Дальше Клавдия Денисовна рассказывать не может. То есть вот так подряд, связно — не может. Глаза ее наполняются слезами, губы дрожат, ужас нарастает в глазах. До сих пор она не в состоянии отстраниться от того, что с ней было. Тридцать лет не отдалили, а словно бы приблизили прошедшее. Первые годы после войны она как-то лучше владела собой.
Приходится пользоваться записями и документами тех лет. Кроме того, я слушаю рассказы ее дочери, мужа, друзей, наконец однополчан, и из всего этого что-то складывается.

Машина въехала в большой двор, там было устроено немецкое кладбище. Солдаты вытащили ее, дали лопату, заставили копать могилу. Клава отказалась. Она легла на землю, потребовала расстрела. Ей хотелось одного — чтобы скорее все кончилось. Переводчика не было, она показала на пальцах — стреляйте. Над ней посмеялись: это кладбище для немцев, а не для русских политруков. Расстреливать на немецком кладбище — это неприлично, это не принято.

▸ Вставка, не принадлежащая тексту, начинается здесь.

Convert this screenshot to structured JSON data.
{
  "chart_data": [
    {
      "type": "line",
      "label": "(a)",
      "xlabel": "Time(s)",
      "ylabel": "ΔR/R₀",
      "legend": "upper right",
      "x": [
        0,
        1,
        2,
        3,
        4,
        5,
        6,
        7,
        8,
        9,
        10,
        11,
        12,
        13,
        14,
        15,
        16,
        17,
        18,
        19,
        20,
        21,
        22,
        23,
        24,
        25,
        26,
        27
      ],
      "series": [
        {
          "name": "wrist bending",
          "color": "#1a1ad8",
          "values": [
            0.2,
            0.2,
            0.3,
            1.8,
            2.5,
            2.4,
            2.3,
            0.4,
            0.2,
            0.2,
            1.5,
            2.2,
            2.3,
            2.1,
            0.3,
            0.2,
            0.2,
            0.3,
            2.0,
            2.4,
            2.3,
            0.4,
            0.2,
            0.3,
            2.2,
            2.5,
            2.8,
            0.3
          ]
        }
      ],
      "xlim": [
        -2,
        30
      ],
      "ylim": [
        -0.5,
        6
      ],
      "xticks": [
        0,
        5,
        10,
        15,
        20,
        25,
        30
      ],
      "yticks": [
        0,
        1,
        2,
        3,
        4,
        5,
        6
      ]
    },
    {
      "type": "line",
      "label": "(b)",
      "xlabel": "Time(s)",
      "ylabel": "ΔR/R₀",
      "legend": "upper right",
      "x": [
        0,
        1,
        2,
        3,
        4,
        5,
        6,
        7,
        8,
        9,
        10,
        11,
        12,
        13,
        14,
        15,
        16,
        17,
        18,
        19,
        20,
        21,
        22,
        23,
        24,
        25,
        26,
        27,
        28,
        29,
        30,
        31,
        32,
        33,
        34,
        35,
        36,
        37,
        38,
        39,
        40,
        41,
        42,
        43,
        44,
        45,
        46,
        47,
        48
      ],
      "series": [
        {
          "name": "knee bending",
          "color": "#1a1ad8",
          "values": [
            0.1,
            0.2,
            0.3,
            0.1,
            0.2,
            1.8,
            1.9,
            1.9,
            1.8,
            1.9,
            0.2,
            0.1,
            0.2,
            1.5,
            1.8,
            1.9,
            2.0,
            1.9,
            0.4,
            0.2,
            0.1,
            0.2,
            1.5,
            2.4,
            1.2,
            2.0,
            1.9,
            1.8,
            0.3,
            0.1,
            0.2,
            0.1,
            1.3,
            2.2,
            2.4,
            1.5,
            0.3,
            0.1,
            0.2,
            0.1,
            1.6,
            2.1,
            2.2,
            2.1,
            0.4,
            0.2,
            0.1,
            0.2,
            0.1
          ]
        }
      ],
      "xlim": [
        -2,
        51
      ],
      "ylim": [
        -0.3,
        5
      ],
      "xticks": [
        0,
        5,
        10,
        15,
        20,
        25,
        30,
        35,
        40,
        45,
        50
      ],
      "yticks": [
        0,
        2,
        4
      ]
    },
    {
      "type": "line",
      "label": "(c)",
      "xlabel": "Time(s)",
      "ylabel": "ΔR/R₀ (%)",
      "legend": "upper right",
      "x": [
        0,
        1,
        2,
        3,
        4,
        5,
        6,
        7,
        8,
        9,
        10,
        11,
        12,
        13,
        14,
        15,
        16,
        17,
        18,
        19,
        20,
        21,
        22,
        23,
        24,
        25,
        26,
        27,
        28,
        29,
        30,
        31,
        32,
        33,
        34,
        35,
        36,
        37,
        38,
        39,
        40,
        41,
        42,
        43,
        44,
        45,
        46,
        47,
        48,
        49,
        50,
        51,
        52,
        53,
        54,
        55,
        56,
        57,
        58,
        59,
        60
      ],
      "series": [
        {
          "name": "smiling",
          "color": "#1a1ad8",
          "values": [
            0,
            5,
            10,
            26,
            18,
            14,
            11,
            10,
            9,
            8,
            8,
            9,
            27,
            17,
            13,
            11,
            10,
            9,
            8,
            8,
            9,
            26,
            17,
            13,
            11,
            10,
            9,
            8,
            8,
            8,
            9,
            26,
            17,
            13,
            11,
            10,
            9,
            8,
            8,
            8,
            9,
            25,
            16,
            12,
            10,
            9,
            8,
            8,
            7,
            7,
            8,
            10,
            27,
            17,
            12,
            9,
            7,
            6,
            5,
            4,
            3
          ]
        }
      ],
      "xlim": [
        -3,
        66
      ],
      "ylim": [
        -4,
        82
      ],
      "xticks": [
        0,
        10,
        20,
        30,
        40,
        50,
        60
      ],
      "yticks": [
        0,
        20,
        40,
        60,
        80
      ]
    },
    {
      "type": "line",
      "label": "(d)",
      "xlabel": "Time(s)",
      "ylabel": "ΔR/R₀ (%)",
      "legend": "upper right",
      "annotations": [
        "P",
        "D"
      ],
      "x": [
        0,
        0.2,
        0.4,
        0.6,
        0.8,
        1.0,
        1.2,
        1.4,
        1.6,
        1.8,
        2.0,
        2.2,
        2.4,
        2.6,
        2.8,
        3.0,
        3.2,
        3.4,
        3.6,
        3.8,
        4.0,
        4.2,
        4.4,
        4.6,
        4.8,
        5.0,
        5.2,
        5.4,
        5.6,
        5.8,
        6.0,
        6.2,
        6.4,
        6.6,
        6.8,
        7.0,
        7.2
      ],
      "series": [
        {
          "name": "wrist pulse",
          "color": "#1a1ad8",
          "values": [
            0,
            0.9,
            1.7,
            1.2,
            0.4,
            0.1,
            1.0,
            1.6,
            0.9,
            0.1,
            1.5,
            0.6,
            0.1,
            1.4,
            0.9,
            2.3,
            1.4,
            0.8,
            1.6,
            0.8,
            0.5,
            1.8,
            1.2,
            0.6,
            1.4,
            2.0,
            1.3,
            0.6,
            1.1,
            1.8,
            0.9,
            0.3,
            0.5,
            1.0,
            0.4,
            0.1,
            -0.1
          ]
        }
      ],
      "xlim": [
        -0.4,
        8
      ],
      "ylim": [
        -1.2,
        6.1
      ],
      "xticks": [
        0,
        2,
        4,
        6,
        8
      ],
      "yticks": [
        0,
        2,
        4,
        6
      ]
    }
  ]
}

Опять появился фотограф, стал совать ей в рот сигарету, чтобы заснять русскую бабу, «комиссара-проститутку», как объяснил он офицеру.
Она выплевывала, отворачивалась. Сперва ее упрашивали, потом били, но по сравнению с болью в ногах это были пустяки. Она хотела расстрела и покоя. Пуля принималась как прекращение боли и тоскливого этого сна. Расстрел становился целью оставшейся жизни.